Ah, why didn’t I think about that… just have a good look at the forward transformations and reverse them that way (instead of trying to reverse the general formula that makes very little assumptions about the projection matrix).

Thanks for you insights, I’ll give it a go your way!

Ah, I haven’t fully recalculated everything, but it seems I have mixed up some variables in my first post. For [window coordinates -> ndc] I used the same near and far values as in the projection matrix. While the near and far values in the [window coord -> ndc] transformation should be the same as used in glDepthRange. After doing some quick math, what I get out from it looks very much the same as the equation you explained, however I did it by reversing all formula’s.

So I guess I’m good now. Thanks again for triggering the right parts of my brain ;).

Sure thing!

Just my 2cents… using the inverse of ViewportProjectionModelview is perfectly possible and works with perspective and orthogonal projection either way:

uniform mat4 u_unproject; // (VPM)^-1
uniform vec2 u_texsize;
unifom sampler2D tex_depth;

float depth = texture2D(tex_depth, gl_FragCoord.xy/u_texsize).r;
vec4 pos = u_unproject * vec4(gl_FragCoord.xy, depth, 1.0);
pos.xyz /= pos.w; //back to cartesian coordinates!

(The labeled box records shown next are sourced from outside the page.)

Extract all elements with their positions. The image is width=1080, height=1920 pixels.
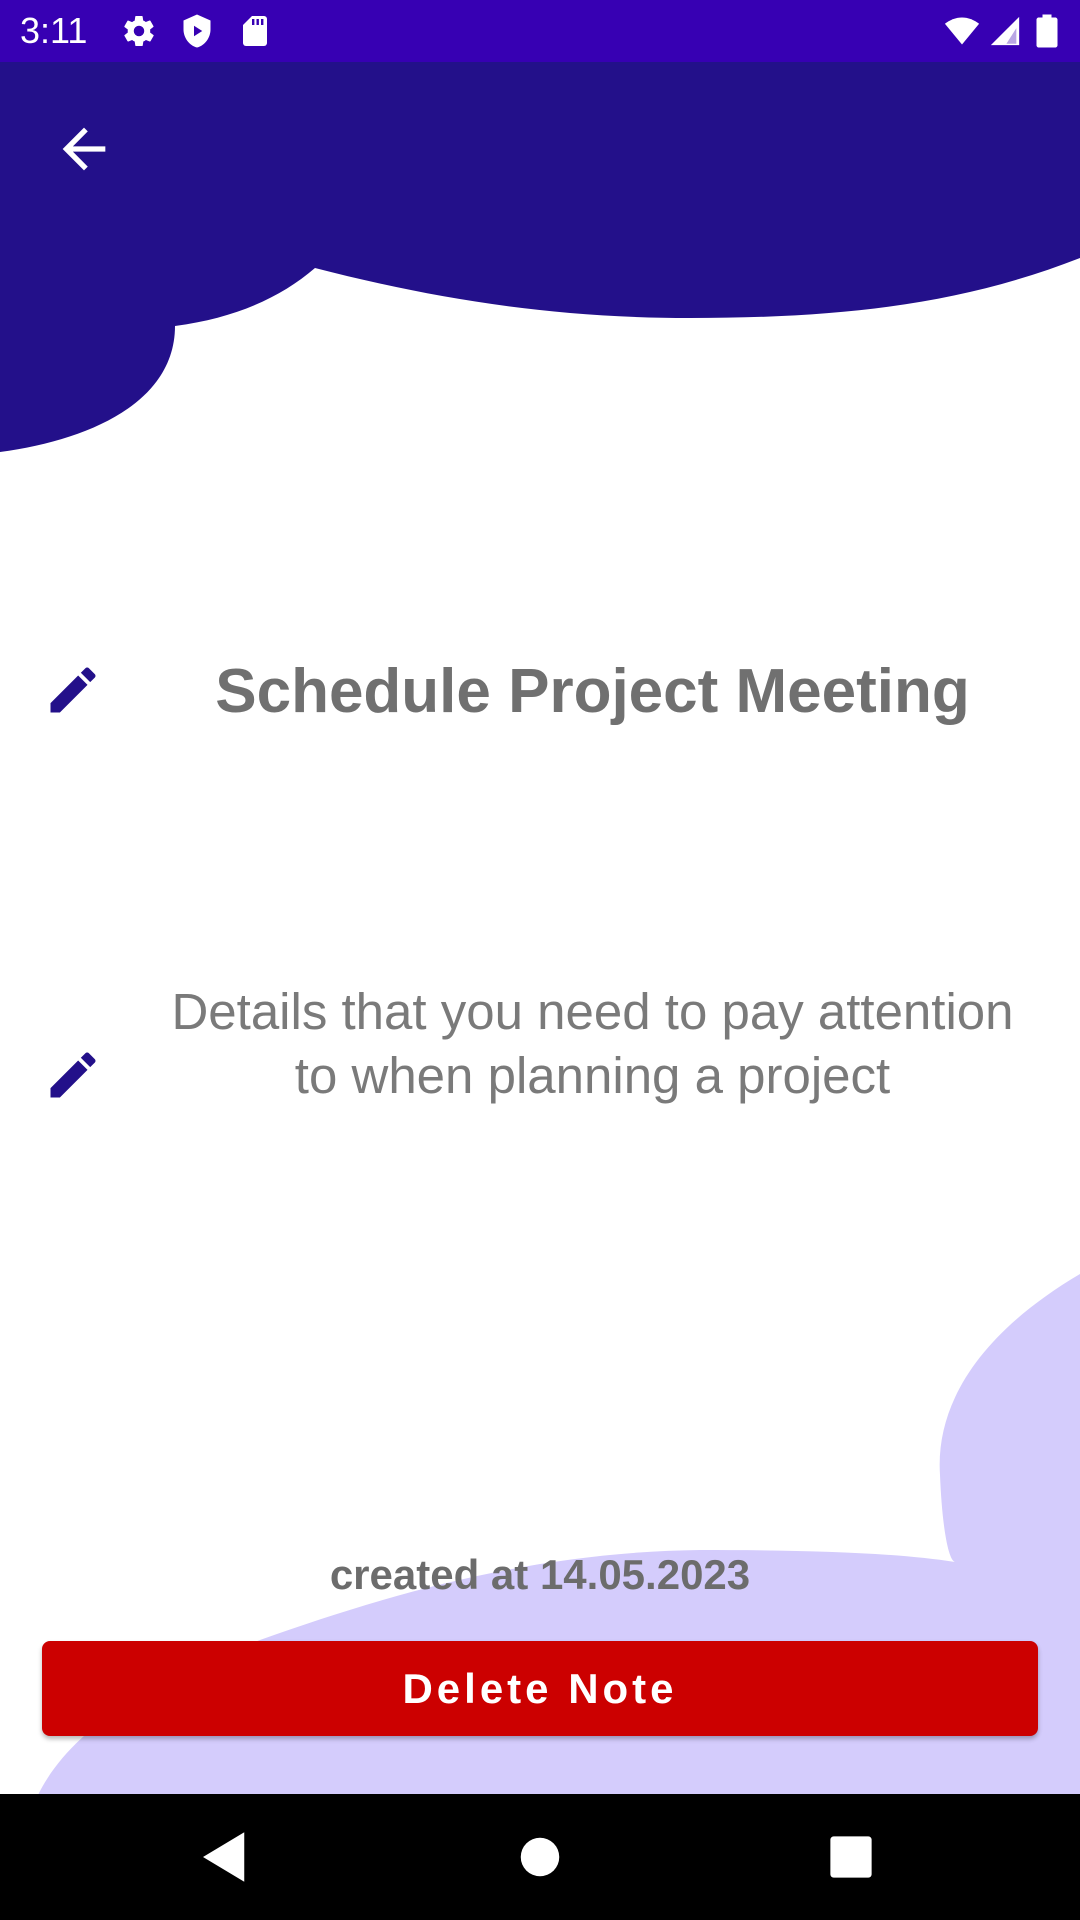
- nav-back-button[interactable]: [192, 1824, 258, 1890]
- pencil-icon: [50, 1052, 96, 1098]
- nav-recents-button[interactable]: [818, 1824, 884, 1890]
- cellular-signal-icon: [988, 13, 1022, 49]
- nav-home-icon: [520, 1837, 560, 1877]
- note-details[interactable]: Details that you need to pay attention t…: [150, 980, 1035, 1108]
- edit-title-button[interactable]: [43, 660, 103, 720]
- sd-card-icon: [237, 13, 273, 49]
- created-at-date: 14.05.2023: [539, 1551, 751, 1598]
- delete-note-button[interactable]: Delete Note: [42, 1641, 1038, 1736]
- wifi-icon: [942, 13, 982, 49]
- back-button[interactable]: [40, 105, 128, 193]
- nav-back-icon: [203, 1832, 245, 1882]
- nav-home-button[interactable]: [507, 1824, 573, 1890]
- pencil-icon: [50, 667, 96, 713]
- status-bar: 3:11: [0, 0, 1080, 62]
- battery-icon: [1034, 13, 1060, 49]
- note-detail-screen: 3:11 Schedule Project Meeting Details th…: [0, 0, 1080, 1920]
- created-at-prefix: created at: [329, 1551, 540, 1598]
- edit-details-button[interactable]: [43, 1045, 103, 1105]
- status-time: 3:11: [20, 10, 88, 51]
- note-title[interactable]: Schedule Project Meeting: [150, 650, 1035, 734]
- arrow-back-icon: [62, 127, 106, 171]
- created-at-label: created at 14.05.2023: [0, 1545, 1080, 1605]
- header-background-shape: [0, 0, 1080, 452]
- nav-recents-icon: [830, 1836, 872, 1878]
- system-navigation-bar: [0, 1794, 1080, 1920]
- settings-icon: [121, 13, 157, 49]
- shield-icon: [179, 13, 215, 49]
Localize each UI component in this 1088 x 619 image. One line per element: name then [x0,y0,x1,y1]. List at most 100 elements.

As a sidenote, I consider glDepthRange() to be part of the viewport transformation.

That is exactly what I did: using the inverse matrix. But I’ve written it out so that the terms simplify a bit. If you do that you’ll get the formula Dark Photon explained (assuming you are using glDepthRange(0.0, 1.0)).

edit: unfortunately I wasn’t able to change my initial post anymore when I discovered what I did wrong. But I hope/assume that somebody looking for the derivation and understanding the steps that are involved going from eye coordinates to window coordinates and the other way around is able to understand what is going on by reading the rest of the thread.

To be clear: the steps in the initial post were correct, but some variables were messed up. The formula `zw = zd * (f - n) / 2 + (n + f) / 2’ assumes the same far and near as used in the projection matrix, but it should be the far and near used in glDepthRange (defaults to 0 and 1). So that formula should become something like:

zw = zd * (drf - drn) / 2 + (drn + drf) / 2
with drf: the far value used in glDepthRange
with drn: the near value used in glDepthRange

Of course the inverse changes as well in that case:

zd = 2 * zw / (drf - drn) - (drn + drf) / (drf - drn)

Other than that my approach was correct. Using the correct formula one can derive the formula explained by Dark Photon (but only if glDepthRange(0.0, 1.0)).

In case other values are used for glDepthRange or in case a more complex projectionmatrix is used (for example one in which 0,0,0 is not in the center) the final formula might be different (but the approach is still correct).